An excerpt from the first issue of ‘Catalyst,’ a new wedding magazine that celebrates diversity. (Photo: Catalyst)
The inclusive, progressive publication will feature couples of all sizes, ethnicities, socioeconomic backgrounds, and sexual orientations. In the first issue, there are at least two interracial couples, one black couple, and two same-sex couples. In future issues, the editors want to feature couples with disabilities, of varying ages, and of transgender backgrounds. “What happens to brides when they’re over 35?” asked Romeo. “All the magazines ignore them.” The photographs have not been altered or airbrushed by the editors—a principle held by Romeo, who doesn’t retouch her own wedding photography work beyond color correction.
One of the stories in the premiere issue is an essay called “Let’s Ditch the Diet: a Response to Every Bridal Magazine Ever.” Written by Brooklyn-based writer Becky Scott, it calls upon brides to denounce the media-laden pressure to lose weight before their wedding day.
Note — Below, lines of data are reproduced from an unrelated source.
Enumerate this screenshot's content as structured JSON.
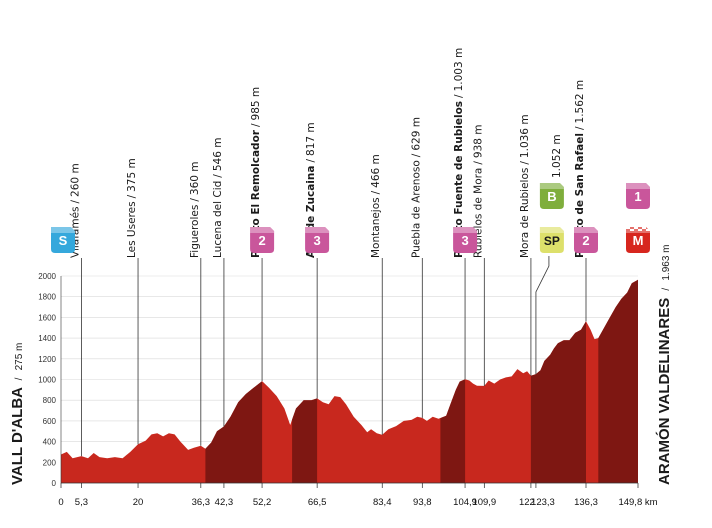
{
  "start": {
    "name": "VALL D'ALBA",
    "alt": "275 m"
  },
  "finish": {
    "name": "ARAMÓN VALDELINARES",
    "alt": "1.963 m"
  },
  "chart_data": {
    "type": "area",
    "title": "",
    "xlabel": "",
    "ylabel": "",
    "x_unit": "km",
    "xlim": [
      0,
      149.8
    ],
    "ylim": [
      0,
      2000
    ],
    "y_ticks": [
      0,
      200,
      400,
      600,
      800,
      1000,
      1200,
      1400,
      1600,
      1800,
      2000
    ],
    "x_ticks": [
      "0",
      "5,3",
      "20",
      "36,3",
      "42,3",
      "52,2",
      "66,5",
      "83,4",
      "93,8",
      "104,9",
      "109,9",
      "122",
      "123,3",
      "136,3",
      "149,8 km"
    ],
    "x_tick_values": [
      0,
      5.3,
      20,
      36.3,
      42.3,
      52.2,
      66.5,
      83.4,
      93.8,
      104.9,
      109.9,
      122,
      123.3,
      136.3,
      149.8
    ],
    "profile": [
      [
        0,
        275
      ],
      [
        1.5,
        300
      ],
      [
        3,
        240
      ],
      [
        5.3,
        260
      ],
      [
        7,
        240
      ],
      [
        8.5,
        290
      ],
      [
        10,
        250
      ],
      [
        12,
        240
      ],
      [
        14,
        250
      ],
      [
        16,
        240
      ],
      [
        18,
        300
      ],
      [
        20,
        375
      ],
      [
        22,
        410
      ],
      [
        23.5,
        470
      ],
      [
        25,
        480
      ],
      [
        26.5,
        450
      ],
      [
        28,
        480
      ],
      [
        29.5,
        470
      ],
      [
        31,
        400
      ],
      [
        33,
        320
      ],
      [
        34.5,
        340
      ],
      [
        36.3,
        360
      ],
      [
        37.5,
        330
      ],
      [
        39,
        390
      ],
      [
        40.5,
        500
      ],
      [
        42.3,
        546
      ],
      [
        44,
        640
      ],
      [
        46,
        780
      ],
      [
        48,
        860
      ],
      [
        50,
        920
      ],
      [
        52.2,
        985
      ],
      [
        54,
        920
      ],
      [
        56,
        840
      ],
      [
        58,
        720
      ],
      [
        59.5,
        560
      ],
      [
        61,
        720
      ],
      [
        63,
        800
      ],
      [
        65,
        800
      ],
      [
        66.5,
        817
      ],
      [
        68,
        780
      ],
      [
        69.5,
        760
      ],
      [
        71,
        840
      ],
      [
        72.5,
        830
      ],
      [
        74,
        760
      ],
      [
        76,
        640
      ],
      [
        78,
        560
      ],
      [
        79.5,
        490
      ],
      [
        80.5,
        520
      ],
      [
        82,
        480
      ],
      [
        83.4,
        466
      ],
      [
        85,
        520
      ],
      [
        87,
        550
      ],
      [
        89,
        600
      ],
      [
        91,
        610
      ],
      [
        92.5,
        640
      ],
      [
        93.8,
        629
      ],
      [
        95,
        600
      ],
      [
        96.5,
        640
      ],
      [
        98,
        620
      ],
      [
        100,
        650
      ],
      [
        101,
        750
      ],
      [
        102.5,
        900
      ],
      [
        103.5,
        980
      ],
      [
        104.9,
        1003
      ],
      [
        106,
        990
      ],
      [
        107,
        960
      ],
      [
        108,
        940
      ],
      [
        109.9,
        938
      ],
      [
        111,
        990
      ],
      [
        112.5,
        960
      ],
      [
        114,
        1000
      ],
      [
        115.5,
        1020
      ],
      [
        117,
        1030
      ],
      [
        118.5,
        1100
      ],
      [
        120,
        1060
      ],
      [
        121,
        1080
      ],
      [
        122,
        1036
      ],
      [
        123.3,
        1052
      ],
      [
        124.5,
        1090
      ],
      [
        125.5,
        1180
      ],
      [
        127,
        1240
      ],
      [
        128,
        1300
      ],
      [
        129,
        1350
      ],
      [
        130.5,
        1380
      ],
      [
        132,
        1380
      ],
      [
        133.5,
        1450
      ],
      [
        135,
        1480
      ],
      [
        136.3,
        1562
      ],
      [
        137.5,
        1480
      ],
      [
        138.5,
        1390
      ],
      [
        139.5,
        1400
      ],
      [
        141,
        1500
      ],
      [
        142.5,
        1600
      ],
      [
        144,
        1700
      ],
      [
        145.5,
        1780
      ],
      [
        147,
        1840
      ],
      [
        148.2,
        1930
      ],
      [
        149.8,
        1963
      ]
    ],
    "climb_segments": [
      {
        "from": 37.5,
        "to": 52.2
      },
      {
        "from": 60,
        "to": 66.5
      },
      {
        "from": 98.5,
        "to": 104.9
      },
      {
        "from": 122,
        "to": 136.3
      },
      {
        "from": 139.5,
        "to": 149.8
      }
    ],
    "colors": {
      "profile_fill": "#c8281e",
      "climb_fill": "#7e1712",
      "badge_magenta": "#c9569b",
      "badge_cyan": "#35a8dc",
      "badge_green": "#7fae3c",
      "badge_yellow": "#dde06b",
      "badge_red": "#d7261e"
    }
  },
  "waypoints": [
    {
      "km": 5.3,
      "name": "Vilafamés",
      "alt": "260 m",
      "bold": false
    },
    {
      "km": 20,
      "name": "Les Useres",
      "alt": "375 m",
      "bold": false
    },
    {
      "km": 36.3,
      "name": "Figueroles",
      "alt": "360 m",
      "bold": false
    },
    {
      "km": 42.3,
      "name": "Lucena del Cid",
      "alt": "546 m",
      "bold": false
    },
    {
      "km": 52.2,
      "name": "Puerto El Remolcador",
      "alt": "985 m",
      "bold": true
    },
    {
      "km": 66.5,
      "name": "Alto de Zucaina",
      "alt": "817 m",
      "bold": true
    },
    {
      "km": 83.4,
      "name": "Montanejos",
      "alt": "466 m",
      "bold": false
    },
    {
      "km": 93.8,
      "name": "Puebla de Arenoso",
      "alt": "629 m",
      "bold": false
    },
    {
      "km": 104.9,
      "name": "Puerto Fuente de Rubielos",
      "alt": "1.003 m",
      "bold": true
    },
    {
      "km": 109.9,
      "name": "Rubielos de Mora",
      "alt": "938 m",
      "bold": false
    },
    {
      "km": 122,
      "name": "Mora de Rubielos",
      "alt": "1.036 m",
      "bold": false
    },
    {
      "km": 123.3,
      "name": "",
      "alt": "1.052 m",
      "bold": false
    },
    {
      "km": 136.3,
      "name": "Puerto de San Rafael",
      "alt": "1.562 m",
      "bold": true
    }
  ],
  "badges": [
    {
      "km": 0,
      "label": "S",
      "color": "badge_cyan",
      "slot": "low",
      "icon": "start-badge"
    },
    {
      "km": 52.2,
      "label": "2",
      "color": "badge_magenta",
      "slot": "low",
      "icon": "category-2-badge"
    },
    {
      "km": 66.5,
      "label": "3",
      "color": "badge_magenta",
      "slot": "low",
      "icon": "category-3-badge"
    },
    {
      "km": 104.9,
      "label": "3",
      "color": "badge_magenta",
      "slot": "low",
      "icon": "category-3-badge"
    },
    {
      "km": 123.3,
      "label": "B",
      "color": "badge_green",
      "slot": "high",
      "icon": "bonus-badge"
    },
    {
      "km": 123.3,
      "label": "SP",
      "color": "badge_yellow",
      "slot": "low",
      "icon": "sprint-badge"
    },
    {
      "km": 136.3,
      "label": "2",
      "color": "badge_magenta",
      "slot": "low",
      "icon": "category-2-badge"
    },
    {
      "km": 149.8,
      "label": "1",
      "color": "badge_magenta",
      "slot": "high",
      "icon": "category-1-badge"
    },
    {
      "km": 149.8,
      "label": "M",
      "color": "badge_red",
      "slot": "low",
      "icon": "summit-finish-badge"
    }
  ]
}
They are marrying someone who loves them for who they are, after all. “Women are supposed to feel like they’ve failed if they haven’t reached their goal weight,” Susong tells Yahoo Beauty. “And everyone is supposed to look like they’re different on the wedding day. Dieting sounds like a measure of their self worth and commitment.”
An excerpt from the first issue of ‘Catalyst,’ a new wedding magazine that celebrates diversity. (Photo: Catalyst)
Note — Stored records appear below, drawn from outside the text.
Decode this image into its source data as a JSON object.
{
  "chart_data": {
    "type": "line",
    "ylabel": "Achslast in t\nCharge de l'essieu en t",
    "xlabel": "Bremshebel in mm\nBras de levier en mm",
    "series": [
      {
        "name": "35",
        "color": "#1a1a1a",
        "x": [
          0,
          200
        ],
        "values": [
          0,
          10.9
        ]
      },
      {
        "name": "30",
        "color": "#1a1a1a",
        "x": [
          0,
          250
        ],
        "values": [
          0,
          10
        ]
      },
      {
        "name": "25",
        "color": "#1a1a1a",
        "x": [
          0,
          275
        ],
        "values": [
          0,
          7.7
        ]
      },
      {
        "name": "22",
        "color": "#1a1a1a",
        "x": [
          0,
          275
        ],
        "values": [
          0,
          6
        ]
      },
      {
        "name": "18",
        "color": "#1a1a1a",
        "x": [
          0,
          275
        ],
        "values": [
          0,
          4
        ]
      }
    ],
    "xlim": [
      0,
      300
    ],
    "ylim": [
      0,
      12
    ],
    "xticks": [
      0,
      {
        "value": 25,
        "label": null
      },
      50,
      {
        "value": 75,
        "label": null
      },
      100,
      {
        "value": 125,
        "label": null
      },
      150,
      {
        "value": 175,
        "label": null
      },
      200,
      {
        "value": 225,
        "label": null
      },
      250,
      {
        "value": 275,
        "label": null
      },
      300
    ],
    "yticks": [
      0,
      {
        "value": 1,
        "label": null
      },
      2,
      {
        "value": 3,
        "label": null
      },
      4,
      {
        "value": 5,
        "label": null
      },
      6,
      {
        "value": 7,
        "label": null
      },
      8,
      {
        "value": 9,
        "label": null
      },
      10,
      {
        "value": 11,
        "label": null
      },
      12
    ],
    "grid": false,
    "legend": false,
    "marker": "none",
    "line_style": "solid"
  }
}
In a sociology study of five bridal magazines at the University of Wisconsin-Eau Claire, researchers found that all of the couples portrayed were heterosexual, that all the cover models were thin, white women, and that the average cost of an American wedding was $28,427—more than half of the national median household income of $50,233. These magazines were also solely focused on the bride—the “bridezilla”—instead of the couple. In her book One Perfect Day: The Selling of the American Wedding, a nuanced critique of the wedding industry, The New Yorker staff writer Rebecca Mead defines the “bridezilla” of modern day media: “She was a young woman who, upon becoming engaged, had been transformed from a person of reason and moderation into a self-absorbed monster, obsessed with her plans to stage the perfect wedding—an event of spectacular production values and flawless execution, with herself as the star of the show. In her quest to pull off this goal, she was blithely willing to wreck friendships, offend parents, harass caterers, and burn through money more rapidly than a fire consumes forest in a dry August.”
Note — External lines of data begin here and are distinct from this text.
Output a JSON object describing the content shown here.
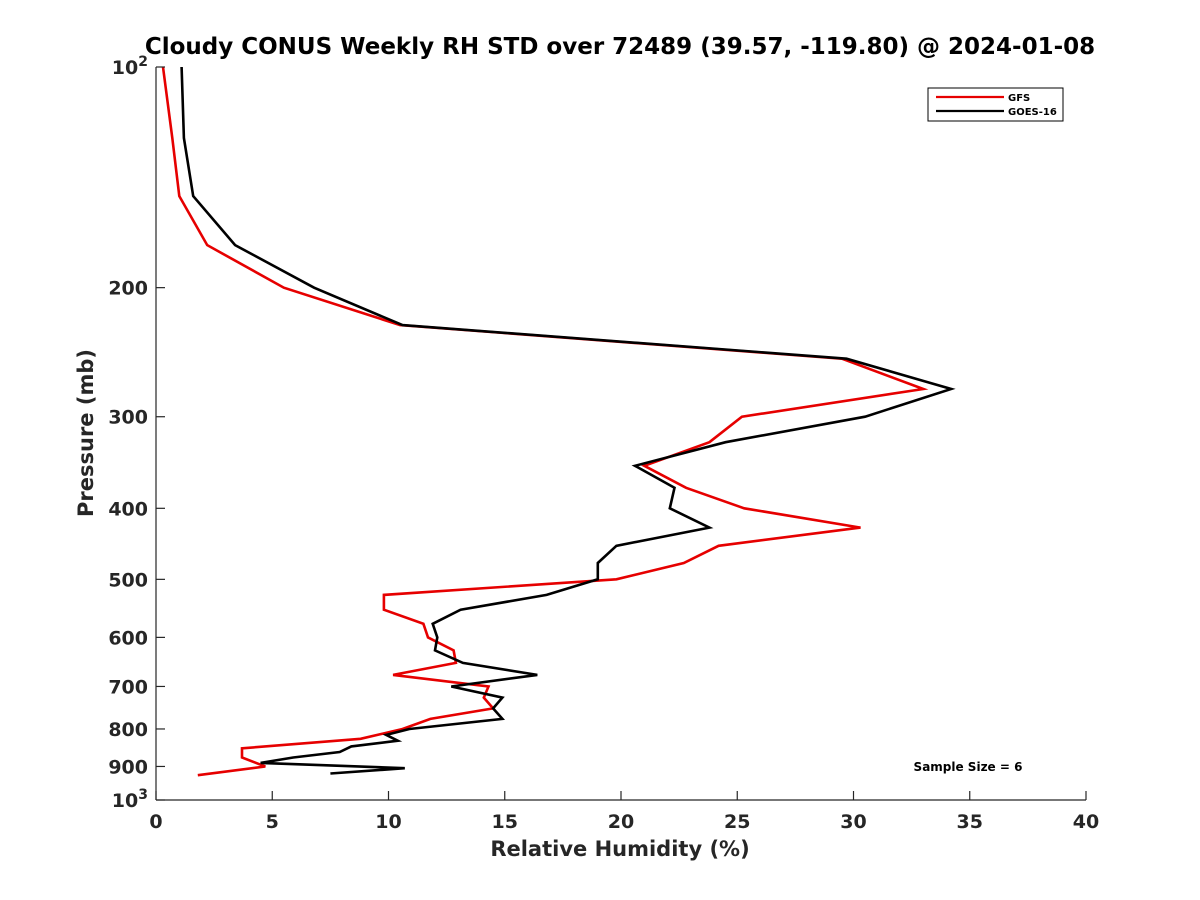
{
  "chart_data": {
    "type": "line",
    "title": "Cloudy CONUS Weekly RH STD over 72489 (39.57, -119.80) @ 2024-01-08",
    "xlabel": "Relative Humidity (%)",
    "ylabel": "Pressure (mb)",
    "xlim": [
      0,
      40
    ],
    "ylim": [
      100,
      1000
    ],
    "y_scale": "log",
    "y_reversed": true,
    "x_ticks": [
      0,
      5,
      10,
      15,
      20,
      25,
      30,
      35,
      40
    ],
    "y_ticks": [
      {
        "value": 100,
        "label": "10",
        "sup": "2"
      },
      {
        "value": 200,
        "label": "200",
        "sup": ""
      },
      {
        "value": 300,
        "label": "300",
        "sup": ""
      },
      {
        "value": 400,
        "label": "400",
        "sup": ""
      },
      {
        "value": 500,
        "label": "500",
        "sup": ""
      },
      {
        "value": 600,
        "label": "600",
        "sup": ""
      },
      {
        "value": 700,
        "label": "700",
        "sup": ""
      },
      {
        "value": 800,
        "label": "800",
        "sup": ""
      },
      {
        "value": 900,
        "label": "900",
        "sup": ""
      },
      {
        "value": 1000,
        "label": "10",
        "sup": "3"
      }
    ],
    "legend_position": "top-right",
    "annotation": "Sample Size = 6",
    "series": [
      {
        "name": "GFS",
        "color": "#e60000",
        "x": [
          0.3,
          0.7,
          1.0,
          2.2,
          5.5,
          10.5,
          29.5,
          33.0,
          25.2,
          23.8,
          21.0,
          22.8,
          25.3,
          30.3,
          24.2,
          22.7,
          19.8,
          9.8,
          9.8,
          11.5,
          11.7,
          12.8,
          12.9,
          10.2,
          14.3,
          14.1,
          14.5,
          11.8,
          10.6,
          8.8,
          3.7,
          3.7,
          4.7,
          1.8
        ],
        "y": [
          100,
          125,
          150,
          175,
          200,
          225,
          250,
          275,
          300,
          325,
          350,
          375,
          400,
          425,
          450,
          475,
          500,
          525,
          550,
          575,
          600,
          625,
          650,
          675,
          700,
          725,
          750,
          775,
          800,
          825,
          850,
          875,
          900,
          925
        ]
      },
      {
        "name": "GOES-16",
        "color": "#000000",
        "x": [
          1.1,
          1.2,
          1.6,
          3.4,
          6.8,
          10.6,
          29.7,
          34.2,
          30.5,
          24.5,
          20.6,
          22.3,
          22.1,
          23.8,
          19.8,
          19.0,
          19.0,
          16.8,
          13.1,
          11.9,
          12.1,
          12.0,
          13.2,
          16.4,
          12.7,
          14.9,
          14.5,
          14.9,
          10.9,
          9.9,
          10.4,
          8.4,
          7.9,
          5.9,
          4.5,
          10.7,
          7.5
        ],
        "y": [
          100,
          125,
          150,
          175,
          200,
          225,
          250,
          275,
          300,
          325,
          350,
          375,
          400,
          425,
          450,
          475,
          500,
          525,
          550,
          575,
          600,
          625,
          650,
          675,
          700,
          725,
          750,
          775,
          800,
          815,
          830,
          845,
          860,
          875,
          890,
          905,
          920
        ]
      }
    ]
  }
}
Consequently, Catalyst also aims to be more inclusive of men in the process of planning a wedding—a sector heavily ignored by the wedding industry. “Nobody talks to grooms,” Romeo tells Yahoo Beauty. “Nobody thinks that they’re invested and they just have to put on a nice suit. In same sex couples, there tends to be more image pressure. But in general, men are left out of the conversation. We want to ask them: What does it feel like to be there? What does it feel like to be around friends when you tell people that you’re engaged and people make commitment jokes? Like, ‘she locked you down’ or ‘you’re no longer a free man.’”
Romeo and Susong are still hustling to raise funds and keep their publication afloat, especially in competition with bigger wedding media, but the reception has been 100% positive thus far. “I used to work in Gloria Steinem’s office,” Romeo tells Yahoo Beauty. “And every time Steinem made a statement, I’d brace myself—because there’d always be backlash. We haven’t received any yet.” Catalyst doesn’t want the wedding day to be the most important day of the bride’s life—it wants the wedding day to be one of the most important days in the couple’s life.